Cantone di Vaud, Svizzera francese, 1903. A Ropraz, un villaggio opaco ed austero abbarbicato su contrafforti ricoperti di foreste di abeti muore Rosa Gilliéron, figlia di Emile, giudice di pace e deputato al Gran Consiglio. Qualche giorno dopo la sua tomba viene trovata aperta ed il corpo esposto, profanato. Come un morbo, nel paese e nell’intero cantone si diffonde la paura del mostro. Quando ad altri due cadaveri di giovani donne viene riservata la medesima sorte, il timore si tramuta in psicosi collettiva: diventa più che mai necessario scovare un colpevole, un capro espiatorio da dare in pasto al furore popolare. Si inizia a sospettare di chiunque, del ragazzo che un mattino ha accarezzato la vittima con uno sguardo, del ladruncolo sorpreso a rubare di notte in una stalla, del macellaio ambulante la cui destrezza con le lame si teme possa celare una colpa innominabile…

Ispirandosi ad una vicenda realmente accaduta, ricostruita spulciando la stampa dell’epoca, Jacques Chessex restituisce, con uno stile essenziale e folgorante, la cronaca degli orrori commessi in questa terra di lupi e di abbandoni, attanagliata da ossessioni antiche e disertata da ogni pietà, offrendo al lettore un’immagine della Svizzera lontanissima dall’abusato cliché turistico della patria dell’ordine e della misurata serenità borghese: un mondo alpino arcaico e violento, dove i contadini nascondono in casa un’arma carica e, con il pretesto della caccia, custodiscono amorevolmente polvere da sparo, pallettoni, grosse trappole dai denti di ferro, lame affilate alla mola per falci.
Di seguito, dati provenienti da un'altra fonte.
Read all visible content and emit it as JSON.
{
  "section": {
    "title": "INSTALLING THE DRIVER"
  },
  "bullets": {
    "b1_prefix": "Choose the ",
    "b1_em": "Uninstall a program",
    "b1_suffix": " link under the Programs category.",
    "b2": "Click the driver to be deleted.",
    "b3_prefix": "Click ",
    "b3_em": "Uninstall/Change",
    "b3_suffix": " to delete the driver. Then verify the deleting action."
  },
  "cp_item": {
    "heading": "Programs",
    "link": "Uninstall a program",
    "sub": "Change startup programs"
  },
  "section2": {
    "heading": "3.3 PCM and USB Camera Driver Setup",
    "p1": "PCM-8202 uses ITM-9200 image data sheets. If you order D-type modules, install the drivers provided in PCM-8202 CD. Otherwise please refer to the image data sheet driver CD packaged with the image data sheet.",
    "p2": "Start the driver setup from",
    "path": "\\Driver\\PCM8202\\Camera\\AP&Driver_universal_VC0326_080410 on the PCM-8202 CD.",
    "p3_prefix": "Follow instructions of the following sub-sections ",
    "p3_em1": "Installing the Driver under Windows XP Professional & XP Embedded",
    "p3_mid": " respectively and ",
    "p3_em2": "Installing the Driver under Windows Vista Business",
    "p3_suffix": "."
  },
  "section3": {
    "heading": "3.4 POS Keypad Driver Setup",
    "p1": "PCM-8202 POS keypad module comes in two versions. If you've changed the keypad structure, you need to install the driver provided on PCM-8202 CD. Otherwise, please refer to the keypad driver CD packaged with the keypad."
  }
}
Nelle fattorie isolate ci si rinserra, il colpo in canna e l’anima vigile e famelica, a sorvegliare la notte popolata di spettri. In questo ridotto arcigno ed inospitale una ragazza avvenente, dal corpo flessuoso e procace, diventa una stella che magnetizza follie.

Alle deliranti farneticazioni sulla bestia che, con la complicità dell’ombra, fruga vorace l’intimità delle fanciulle deturpando le loro membra, si mescola l’idea fissa della violenza sessuale ed espiatoria raggomitolata nella carne, il vecchio senso di colpa, generato da quattro secoli di rigore calvinista, dei corpi ad un tempo bramati e proibiti, profanati ed offerti al Demonio. Il fatto di sangue assume allora una morbosa connotazione erotica: scene di incesti, di suzione, d’incontenibile brama orgiastica si danno convegno in questo breve romanzo dal ritmo serrato che è un capolavoro di antropologia criminale.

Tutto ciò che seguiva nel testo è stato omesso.